Another stunning meal at M & T Restaurant with Jennifer and Jose this evening, with more pictures by Jose (check out his Flickr photostream). As in the previous visit, every dish we ordered was utterly unique in some way... the meal really felt like an adventure from beginning to end. It's impossible for me, as an American who has never visited China, to know if it is because the cooking of Shandong province is sui generis (is it so very unlike the food of other parts of China?) or if the proprietors are really just cooking for their peeps and not changing a thing for us Westerners. In any case, it's an adventure worth embarking upon.

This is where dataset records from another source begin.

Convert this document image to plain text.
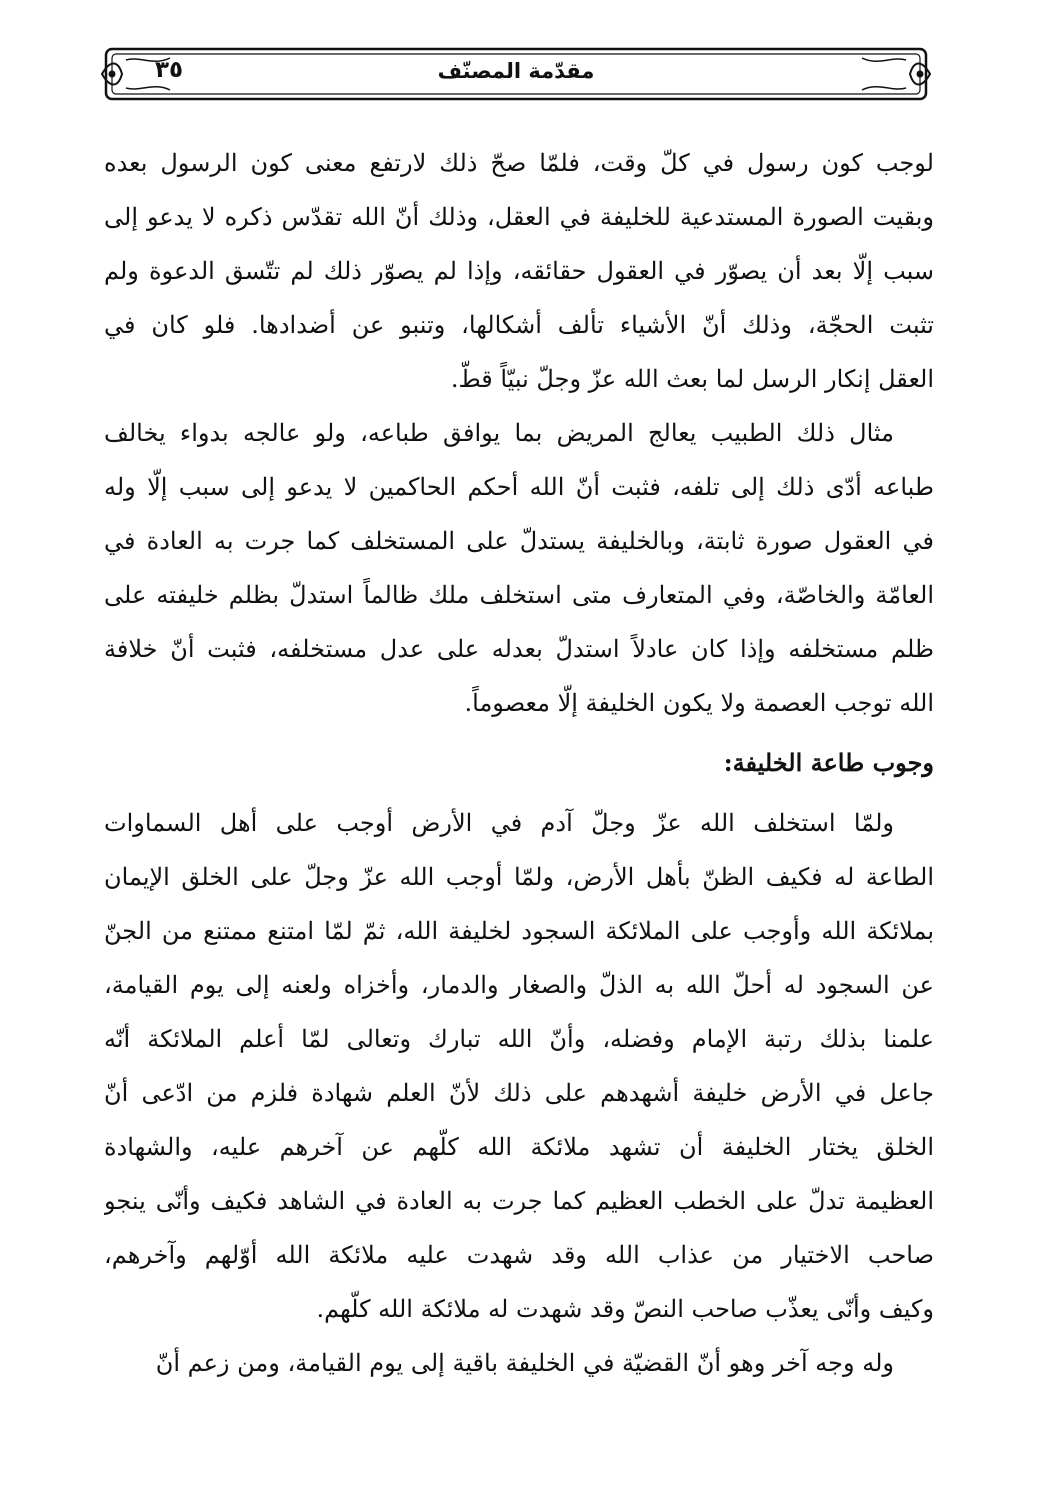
مقدّمة المصنّف
٣٥
لوجب كون رسول في كلّ وقت، فلمّا صحّ ذلك لارتفع معنى كون الرسول بعده
وبقيت الصورة المستدعية للخليفة في العقل، وذلك أنّ الله تقدّس ذكره لا يدعو إلى
سبب إلّا بعد أن يصوّر في العقول حقائقه، وإذا لم يصوّر ذلك لم تتّسق الدعوة ولم
تثبت الحجّة، وذلك أنّ الأشياء تألف أشكالها، وتنبو عن أضدادها. فلو كان في
العقل إنكار الرسل لما بعث الله عزّ وجلّ نبيّاً قطّ.
مثال ذلك الطبيب يعالج المريض بما يوافق طباعه، ولو عالجه بدواء يخالف
طباعه أدّى ذلك إلى تلفه، فثبت أنّ الله أحكم الحاكمين لا يدعو إلى سبب إلّا وله
في العقول صورة ثابتة، وبالخليفة يستدلّ على المستخلف كما جرت به العادة في
العامّة والخاصّة، وفي المتعارف متى استخلف ملك ظالماً استدلّ بظلم خليفته على
ظلم مستخلفه وإذا كان عادلاً استدلّ بعدله على عدل مستخلفه، فثبت أنّ خلافة
الله توجب العصمة ولا يكون الخليفة إلّا معصوماً.
وجوب طاعة الخليفة:
ولمّا استخلف الله عزّ وجلّ آدم في الأرض أوجب على أهل السماوات
الطاعة له فكيف الظنّ بأهل الأرض، ولمّا أوجب الله عزّ وجلّ على الخلق الإيمان
بملائكة الله وأوجب على الملائكة السجود لخليفة الله، ثمّ لمّا امتنع ممتنع من الجنّ
عن السجود له أحلّ الله به الذلّ والصغار والدمار، وأخزاه ولعنه إلى يوم القيامة،
علمنا بذلك رتبة الإمام وفضله، وأنّ الله تبارك وتعالى لمّا أعلم الملائكة أنّه
جاعل في الأرض خليفة أشهدهم على ذلك لأنّ العلم شهادة فلزم من ادّعى أنّ
الخلق يختار الخليفة أن تشهد ملائكة الله كلّهم عن آخرهم عليه، والشهادة
العظيمة تدلّ على الخطب العظيم كما جرت به العادة في الشاهد فكيف وأنّى ينجو
صاحب الاختيار من عذاب الله وقد شهدت عليه ملائكة الله أوّلهم وآخرهم،
وكيف وأنّى يعذّب صاحب النصّ وقد شهدت له ملائكة الله كلّهم.
وله وجه آخر وهو أنّ القضيّة في الخليفة باقية إلى يوم القيامة، ومن زعم أنّ
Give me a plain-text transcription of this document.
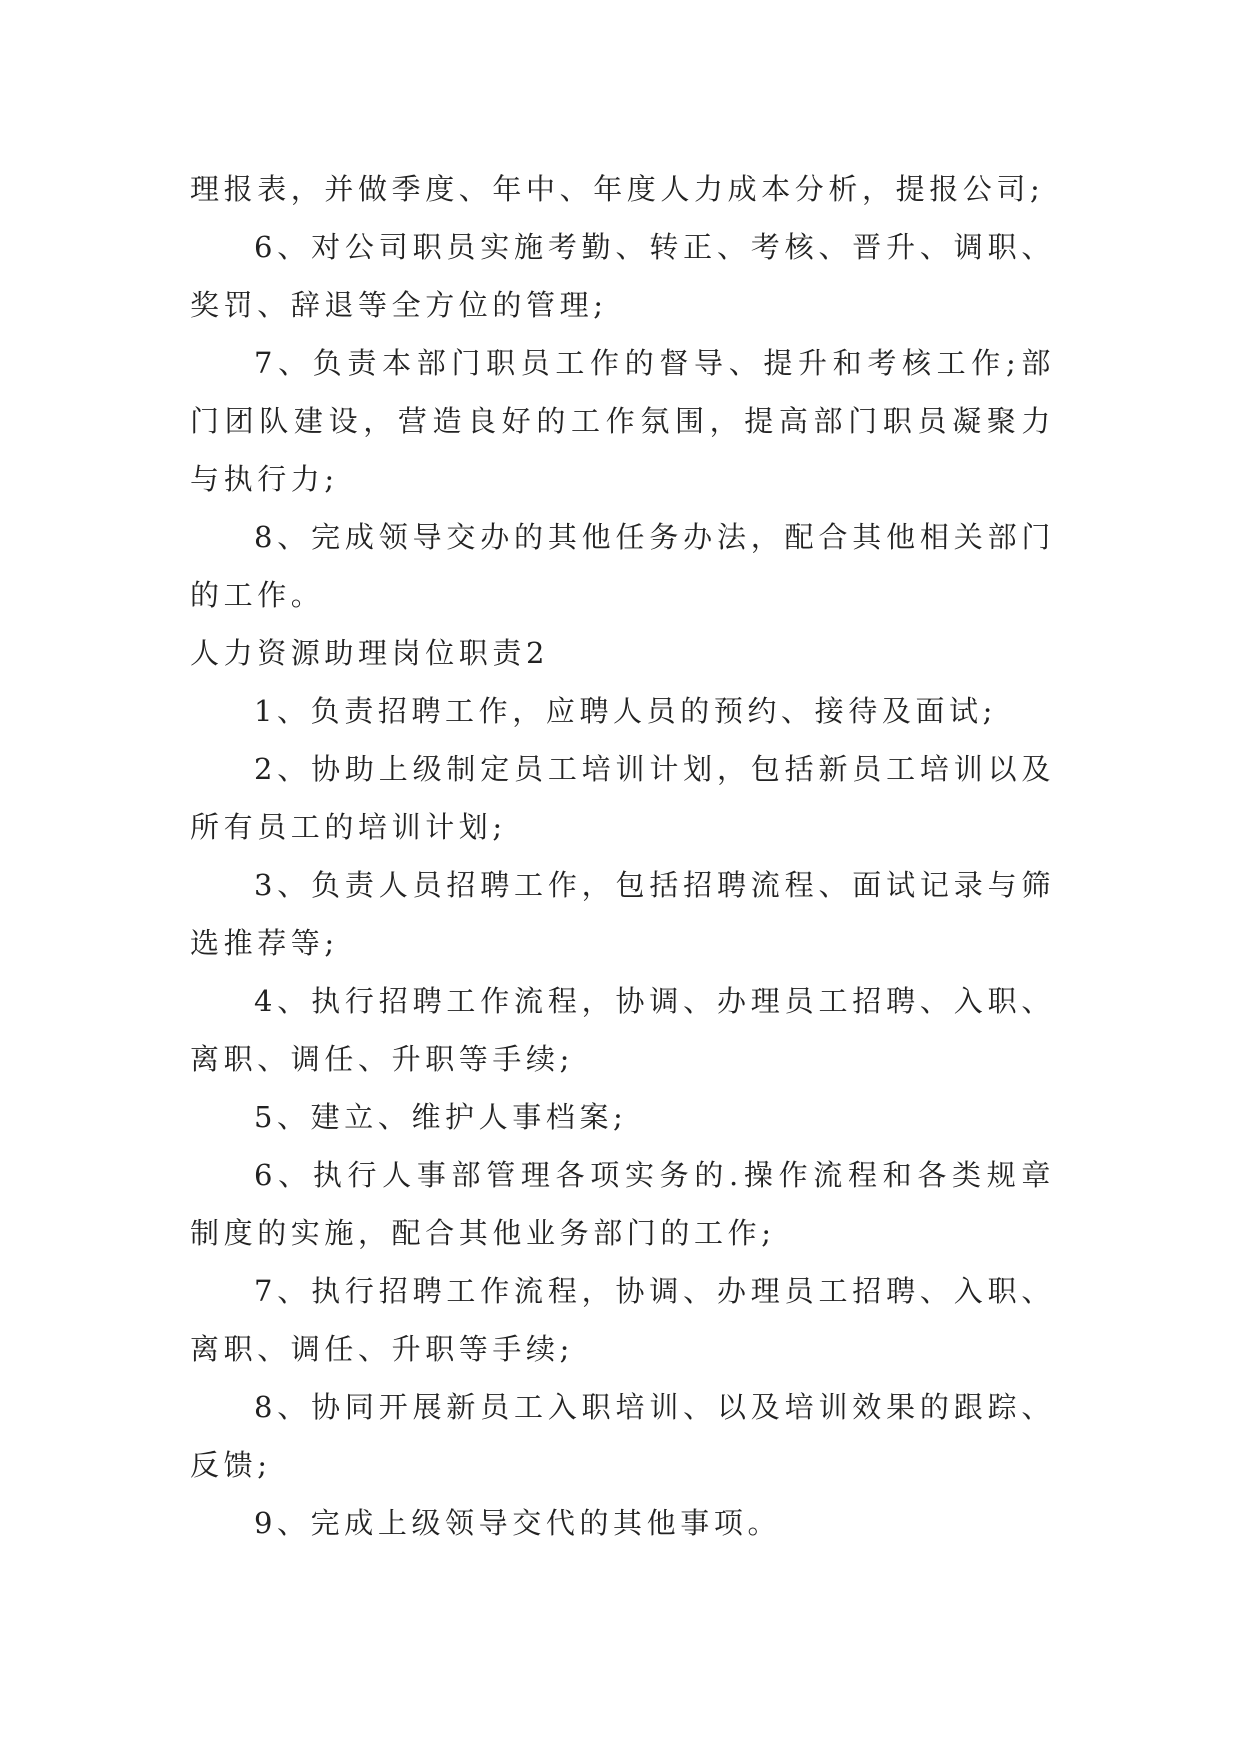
理报表，并做季度、年中、年度人力成本分析，提报公司;

6、对公司职员实施考勤、转正、考核、晋升、调职、奖罚、辞退等全方位的管理;

7、负责本部门职员工作的督导、提升和考核工作;部门团队建设，营造良好的工作氛围，提高部门职员凝聚力与执行力;

8、完成领导交办的其他任务办法，配合其他相关部门的工作。

人力资源助理岗位职责2

1、负责招聘工作，应聘人员的预约、接待及面试;

2、协助上级制定员工培训计划，包括新员工培训以及所有员工的培训计划;

3、负责人员招聘工作，包括招聘流程、面试记录与筛选推荐等;

4、执行招聘工作流程，协调、办理员工招聘、入职、离职、调任、升职等手续;

5、建立、维护人事档案;

6、执行人事部管理各项实务的.操作流程和各类规章制度的实施，配合其他业务部门的工作;

7、执行招聘工作流程，协调、办理员工招聘、入职、离职、调任、升职等手续;

8、协同开展新员工入职培训、以及培训效果的跟踪、反馈;

9、完成上级领导交代的其他事项。
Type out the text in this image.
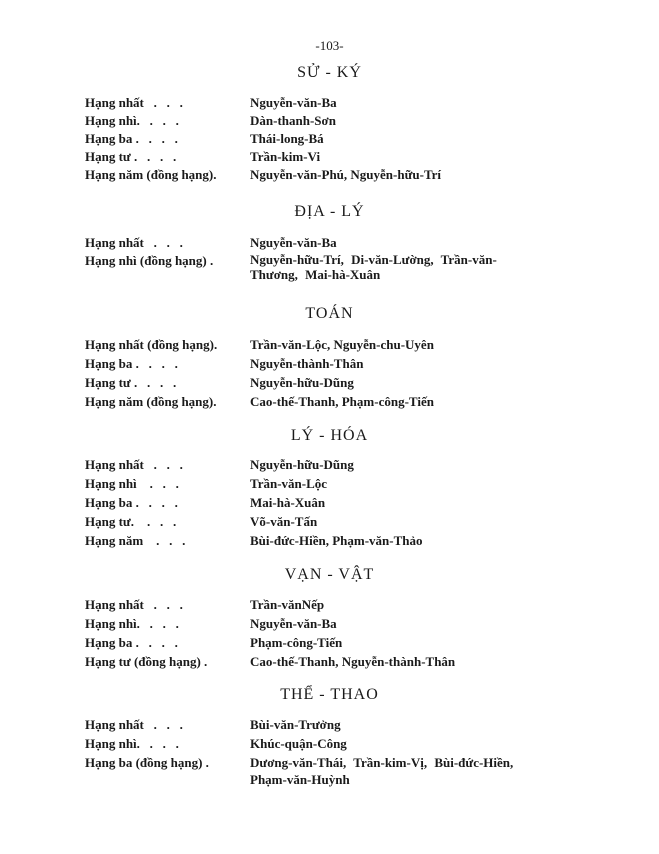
-103-
SỬ - KÝ
Hạng nhất   .   .   .	Nguyễn-văn-Ba
Hạng nhì.   .   .   .	Dàn-thanh-Sơn
Hạng ba .   .   .   .	Thái-long-Bá
Hạng tư .   .   .   .	Trần-kim-Vi
Hạng năm (đồng hạng).	Nguyễn-văn-Phú, Nguyễn-hữu-Trí
ĐỊA - LÝ
Hạng nhất   .   .   .	Nguyễn-văn-Ba
Hạng nhì (đồng hạng) .	Nguyễn-hữu-Trí, Di-văn-Lường, Trần-văn-Thương, Mai-hà-Xuân
TOÁN
Hạng nhất (đồng hạng).	Trần-văn-Lộc, Nguyễn-chu-Uyên
Hạng ba .   .   .   .	Nguyễn-thành-Thân
Hạng tư .   .   .   .	Nguyễn-hữu-Dũng
Hạng năm (đồng hạng).	Cao-thế-Thanh, Phạm-công-Tiến
LÝ - HÓA
Hạng nhất   .   .   .	Nguyễn-hữu-Dũng
Hạng nhì    .   .   .	Trần-văn-Lộc
Hạng ba .   .   .   .	Mai-hà-Xuân
Hạng tư.    .   .   .	Võ-văn-Tấn
Hạng năm    .   .   .	Bùi-đức-Hiền, Phạm-văn-Thảo
VẠN - VẬT
Hạng nhất   .   .   .	Trần-vănNếp
Hạng nhì.   .   .   .	Nguyễn-văn-Ba
Hạng ba .   .   .   .	Phạm-công-Tiến
Hạng tư (đồng hạng) .	Cao-thế-Thanh, Nguyễn-thành-Thân
THỂ - THAO
Hạng nhất   .   .   .	Bùi-văn-Trưởng
Hạng nhì.   .   .   .	Khúc-quận-Công
Hạng ba (đồng hạng) .	Dương-văn-Thái, Trần-kim-Vị, Bùi-đức-Hiền, Phạm-văn-Huỳnh
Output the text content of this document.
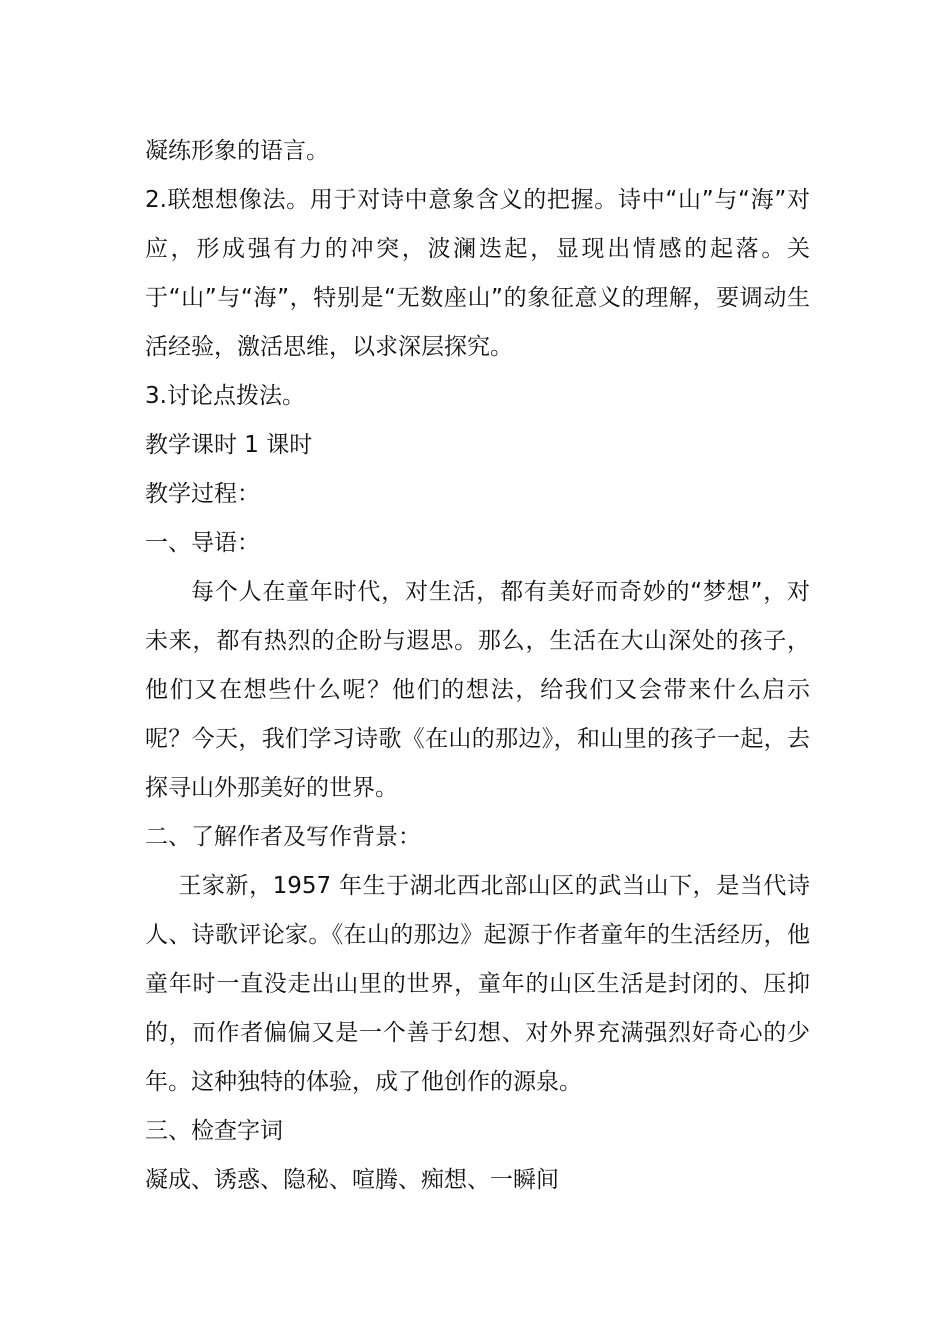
凝练形象的语言。

2.联想想像法。用于对诗中意象含义的把握。诗中“山”与“海”对应，形成强有力的冲突，波澜迭起，显现出情感的起落。关于“山”与“海”，特别是“无数座山”的象征意义的理解，要调动生活经验，激活思维，以求深层探究。

3.讨论点拨法。

教学课时 1 课时

教学过程：

一、导语：

每个人在童年时代，对生活，都有美好而奇妙的“梦想”，对未来，都有热烈的企盼与遐思。那么，生活在大山深处的孩子，他们又在想些什么呢？他们的想法，给我们又会带来什么启示呢？今天，我们学习诗歌《在山的那边》，和山里的孩子一起，去探寻山外那美好的世界。

二、了解作者及写作背景：

王家新，1957 年生于湖北西北部山区的武当山下，是当代诗人、诗歌评论家。《在山的那边》起源于作者童年的生活经历，他童年时一直没走出山里的世界，童年的山区生活是封闭的、压抑的，而作者偏偏又是一个善于幻想、对外界充满强烈好奇心的少年。这种独特的体验，成了他创作的源泉。

三、检查字词

凝成、诱惑、隐秘、喧腾、痴想、一瞬间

We felt it was our duty to order the dish that showed up on every other table in the restaurant during our previous visit, sea worm with Chinese chives:
I don't know what I expected sea worm to taste like, but the flavor was still something of a surprise: light, slighty briny, definitely "of the sea" but not overpoweringly so. The sweetness of the chives was the perfect flavor counterpoint, and the lightly resilient texture of the sea worms was quite pleasant... a lovely dish. "Sea worm" goes, apparently, under a variety names: spoon worm, naked sea cucumber, sea intestine, even "sea chicken", and, for you scieintists, urechis unicinctus. Koreans (who call it gaebul) and Japanese eat them raw, and they are reputed to have a "male enhancing" effect. I wonder how much of that reputation stems from their appearance before cooking...
Sea worms
Jose and I were both blown away by the sour pickled cabbage and pork belly soup:
We both have had soups composed of similar ingredients in Chinese restaurants before, but never had they been so very flavorful and satisfying. The little red hot peppers floating around both filled out and clarified the other flavors.
The shrimp dumplings were both extraordinary and unlike any dumplings I have had before:
The filling, composed of baby shrimp, egg, and chive:
"Mushroom with Chinese Cabbage" turned out to be to baby bok choy with whole black mushrooms, in a sauce containing lots of garlic and some black vinegar--another excellent, well-composed dish.
Qingdao Xiao Chao ( -->青島小炒), or Qingdao stir-fry, was, once again, unlike any stir-fry I've ever had before:
This one isn't on the main menu or the house specials list, and the composition seems to change according to the whim of the chef (and, presumably, what happens to be on hand). This evening's version was almost a riot of ingredients: shredded carrot, cabbage, potato, pork belly, bean sprouts, squid, clams, and the stamens of a nocturnally-blooming flower that grows in Shandong province (the dark strands in the picture--the taste is vaguely reminiscent of lily buds).
The pumpkin cakes from the first visit returned for an encore performance--the perfect way to round out a brisk autumn evening's repast.